There's no mysticism about it either. It's just that lovemaking floods the bloodstream with a massive amount of oxytocin from the posterior pituitary. Which is why "friends with benefits" relationships always inevitably end up with one person "getting attached".
So sex strengthens love and love strengthens sex. But the desire for sex is present even in the absense of love.
That's assuming love based upon emotion and feeling. Love might be said to not be the fulfilment of a feeling or need, but rather the free giving of one's self who doesn't need it to another without the necessity for return. That is, a surfeit of one's self to be given freely, rather than a gap to be filled. In that case, they do become two very separate things.
Most of the time people see love as both parties having a deficiency, and it working as a sort of mutual fulfilment. As I've said, a dependancy or need. Again, what if love is rather that each person is complete in themselves, and the desire is not something empty that needs be filled, but a pure desire to give to the other person of one's self without needing anything in return? If two such are together, then the importance of having those feelings fulfilled, and the dependancy upon its variance, becomes greatly diminished.

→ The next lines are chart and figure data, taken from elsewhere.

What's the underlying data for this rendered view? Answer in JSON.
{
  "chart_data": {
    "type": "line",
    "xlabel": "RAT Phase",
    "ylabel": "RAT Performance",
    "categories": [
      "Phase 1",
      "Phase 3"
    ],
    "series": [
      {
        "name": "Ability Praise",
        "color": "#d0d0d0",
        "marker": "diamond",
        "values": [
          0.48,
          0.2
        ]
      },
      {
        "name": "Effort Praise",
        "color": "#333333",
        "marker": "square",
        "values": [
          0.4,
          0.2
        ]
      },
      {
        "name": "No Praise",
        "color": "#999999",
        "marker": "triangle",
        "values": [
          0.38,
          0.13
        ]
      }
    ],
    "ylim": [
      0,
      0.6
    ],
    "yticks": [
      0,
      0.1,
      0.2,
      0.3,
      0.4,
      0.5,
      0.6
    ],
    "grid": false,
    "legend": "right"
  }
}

Think about that for a bit. I'm sure people will argue to the brink of doom with me on this, and still claim love to be when one is overwhelmed in feelings. But I reject that, and see that as a slavish form of love. Kebrel, for example, you said the 'common idea that sex=love'. I don't think that's the common or majority idea. Most would agree with you. But I don't think very many look at it from the view I am taking. All the same, I am not railing against feeling, but what I am meaning is that feeling is hardly something one should take as a measure for if there is love or not, and that true love can be built upon feelings. Now this goes contrary to just about every commonly held perception, and I think most of you will fiercely disagree for that very reason. Yet I think there is merit to what I say.
Who was it earlier that said if there is bad sex, one of them will stray? Well, in that case, I will say there was no true love on that person's part. Because they are then making a decision based on one of their own feelings not being fulfilled. This means that their love was based on a selfish desire to see themselves completed in some way, rather than being complete themselves and giving freely to the other. If you want to call it love, fine, but I don't. To me, love is far stronger than that. I will never love someone just because they fulfill a 'need' in me, nor will it falter if I no longer feel they are fulfilling it. Were I to do it, I would be selfish, and it would not be love. Love, true love, is not selfish. A difficult ideal to achieve, but difficulty does not make it less valid. As best I may, when I give my heart, I do not give it because I need to give it, but because I wish to give it, and I give it wholly and forever. And it needs nothing, not even the return. A freely given gift. That, to me, is love.
So my frustration? That people think love is based on how it makes them feel, rather than what they do for the other person.